Interconnection fees might not necessarily be as hot a topic as infrastructure sharing, but they have been a thorn in the side of local telecoms operators.
At one point, they were the reason behind Econet’s move to terminate interconnection services with NetOne, with Econet eventually settling part of its mobile network operator licence fees by offsetting an $85 million interconnection debt from NetOne and TelOne against the $137,5 million operating licence requirement set by the regulator, POTRAZ.
Recently, Chipo Mtasa, the CEO of TelOne pointed out that the fixed telecoms operator had reached a debt repayment deal with Econet Wireless and Telecel. TelOne will pay $24 million to Econet and another $5 million to Telecel. Mtasa referenced a “tripartite offset arrangement” between Government, Telone and Econet and the extension of money towards that debt.

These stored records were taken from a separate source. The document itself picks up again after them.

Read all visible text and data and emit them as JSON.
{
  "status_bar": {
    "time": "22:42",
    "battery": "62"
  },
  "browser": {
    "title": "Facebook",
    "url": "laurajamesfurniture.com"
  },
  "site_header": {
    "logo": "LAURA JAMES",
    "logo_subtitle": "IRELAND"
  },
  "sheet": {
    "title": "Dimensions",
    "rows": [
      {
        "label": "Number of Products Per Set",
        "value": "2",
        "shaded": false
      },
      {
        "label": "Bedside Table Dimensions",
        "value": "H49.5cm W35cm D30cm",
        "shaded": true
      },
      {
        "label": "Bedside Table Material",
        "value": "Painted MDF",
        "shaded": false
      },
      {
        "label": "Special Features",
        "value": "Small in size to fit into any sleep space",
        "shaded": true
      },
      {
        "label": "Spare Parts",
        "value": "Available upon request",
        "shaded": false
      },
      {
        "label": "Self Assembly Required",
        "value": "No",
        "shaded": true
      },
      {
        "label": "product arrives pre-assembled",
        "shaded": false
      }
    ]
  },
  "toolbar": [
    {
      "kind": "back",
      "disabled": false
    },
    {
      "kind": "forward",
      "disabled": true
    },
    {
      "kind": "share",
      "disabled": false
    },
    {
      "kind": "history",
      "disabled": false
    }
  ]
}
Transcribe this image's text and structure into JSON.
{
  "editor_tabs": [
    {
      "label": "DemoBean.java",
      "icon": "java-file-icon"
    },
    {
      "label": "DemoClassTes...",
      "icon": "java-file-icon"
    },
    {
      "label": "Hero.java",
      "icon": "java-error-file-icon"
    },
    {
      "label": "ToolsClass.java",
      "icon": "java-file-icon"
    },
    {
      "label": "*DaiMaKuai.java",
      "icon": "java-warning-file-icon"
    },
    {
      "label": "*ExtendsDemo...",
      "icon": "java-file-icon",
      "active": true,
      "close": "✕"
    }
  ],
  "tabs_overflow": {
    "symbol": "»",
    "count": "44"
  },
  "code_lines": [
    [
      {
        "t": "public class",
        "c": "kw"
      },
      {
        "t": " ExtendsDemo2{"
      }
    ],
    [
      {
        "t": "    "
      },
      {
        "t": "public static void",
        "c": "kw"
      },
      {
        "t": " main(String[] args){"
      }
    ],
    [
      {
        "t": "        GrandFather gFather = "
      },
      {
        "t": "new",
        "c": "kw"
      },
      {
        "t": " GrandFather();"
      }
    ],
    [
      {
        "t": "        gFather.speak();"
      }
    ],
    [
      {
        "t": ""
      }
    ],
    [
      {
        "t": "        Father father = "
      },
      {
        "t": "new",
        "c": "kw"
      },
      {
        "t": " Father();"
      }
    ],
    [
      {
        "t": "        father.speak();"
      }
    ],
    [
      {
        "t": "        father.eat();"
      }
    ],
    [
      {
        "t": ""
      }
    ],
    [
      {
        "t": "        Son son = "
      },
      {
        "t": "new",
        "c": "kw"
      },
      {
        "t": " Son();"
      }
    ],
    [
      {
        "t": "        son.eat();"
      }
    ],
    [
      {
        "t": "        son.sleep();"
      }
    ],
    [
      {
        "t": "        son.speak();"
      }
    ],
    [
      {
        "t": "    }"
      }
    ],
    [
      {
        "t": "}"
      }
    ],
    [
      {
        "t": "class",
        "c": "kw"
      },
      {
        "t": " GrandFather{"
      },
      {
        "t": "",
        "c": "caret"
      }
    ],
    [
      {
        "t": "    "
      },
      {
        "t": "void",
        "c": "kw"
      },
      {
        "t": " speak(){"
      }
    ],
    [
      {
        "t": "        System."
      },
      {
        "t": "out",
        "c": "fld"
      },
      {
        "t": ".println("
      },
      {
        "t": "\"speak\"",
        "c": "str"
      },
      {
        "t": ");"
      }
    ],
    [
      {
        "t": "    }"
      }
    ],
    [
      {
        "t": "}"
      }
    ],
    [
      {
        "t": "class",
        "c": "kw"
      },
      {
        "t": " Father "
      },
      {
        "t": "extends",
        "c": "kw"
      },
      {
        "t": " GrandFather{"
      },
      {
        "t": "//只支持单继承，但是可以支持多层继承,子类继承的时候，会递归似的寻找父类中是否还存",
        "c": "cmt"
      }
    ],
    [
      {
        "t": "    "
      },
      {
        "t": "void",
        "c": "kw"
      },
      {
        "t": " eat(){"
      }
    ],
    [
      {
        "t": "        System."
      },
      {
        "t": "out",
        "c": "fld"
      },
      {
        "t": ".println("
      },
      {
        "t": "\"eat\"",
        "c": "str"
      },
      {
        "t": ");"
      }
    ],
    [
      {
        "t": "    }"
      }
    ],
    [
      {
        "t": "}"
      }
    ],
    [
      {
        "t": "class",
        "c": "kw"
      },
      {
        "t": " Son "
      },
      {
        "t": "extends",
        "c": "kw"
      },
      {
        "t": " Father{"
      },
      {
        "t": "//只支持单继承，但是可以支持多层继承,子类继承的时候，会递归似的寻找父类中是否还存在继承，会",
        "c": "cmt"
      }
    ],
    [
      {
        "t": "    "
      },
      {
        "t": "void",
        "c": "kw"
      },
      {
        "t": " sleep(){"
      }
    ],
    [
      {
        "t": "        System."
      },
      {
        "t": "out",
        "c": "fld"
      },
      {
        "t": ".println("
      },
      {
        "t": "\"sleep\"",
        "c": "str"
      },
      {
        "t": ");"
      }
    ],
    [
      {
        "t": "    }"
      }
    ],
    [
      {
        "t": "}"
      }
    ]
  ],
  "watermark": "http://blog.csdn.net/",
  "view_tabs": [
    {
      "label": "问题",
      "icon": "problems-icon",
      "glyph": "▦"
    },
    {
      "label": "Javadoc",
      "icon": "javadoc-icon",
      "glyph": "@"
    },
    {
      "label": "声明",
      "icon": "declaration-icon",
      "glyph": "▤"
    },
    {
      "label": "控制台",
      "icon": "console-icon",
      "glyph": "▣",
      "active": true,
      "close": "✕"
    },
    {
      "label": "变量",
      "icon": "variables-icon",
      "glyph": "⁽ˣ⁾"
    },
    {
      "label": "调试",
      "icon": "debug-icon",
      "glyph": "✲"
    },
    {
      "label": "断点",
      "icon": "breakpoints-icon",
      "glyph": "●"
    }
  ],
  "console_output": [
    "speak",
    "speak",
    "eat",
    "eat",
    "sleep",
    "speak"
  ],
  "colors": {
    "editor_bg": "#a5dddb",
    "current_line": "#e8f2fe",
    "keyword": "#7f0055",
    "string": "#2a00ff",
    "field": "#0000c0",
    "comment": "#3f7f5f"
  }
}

This sounds a lot like the arrangement that revolves around the offsetting of financial obligations held by Econet, which could be anything from levies like the Universal Service Fund, to the tax burden that needs to be met by the operator.
This move by TelOne can easily be viewed as another example of corporate responsibility from TelOne which has been largely focused on moulding itself into a competitive telecoms operator. Besides executing a raft of changes that have turned it into an internet service provider, TelOne also broke conventional parastatal practice by recntly publishing a business update reflecting its performance.
However, this could also be coming on the back of a well managed debtor-creditor relationship between TelOne and Econet which also stopped Econet from disconnecting TelOne when it made that sort of move against NetOne some years ago.
Either way, the settlement of interconnection debt will be welcomed by both Econet and TelOne. In Zimbabwe’s tough telecoms and business environment, any debt honoured is a good thing.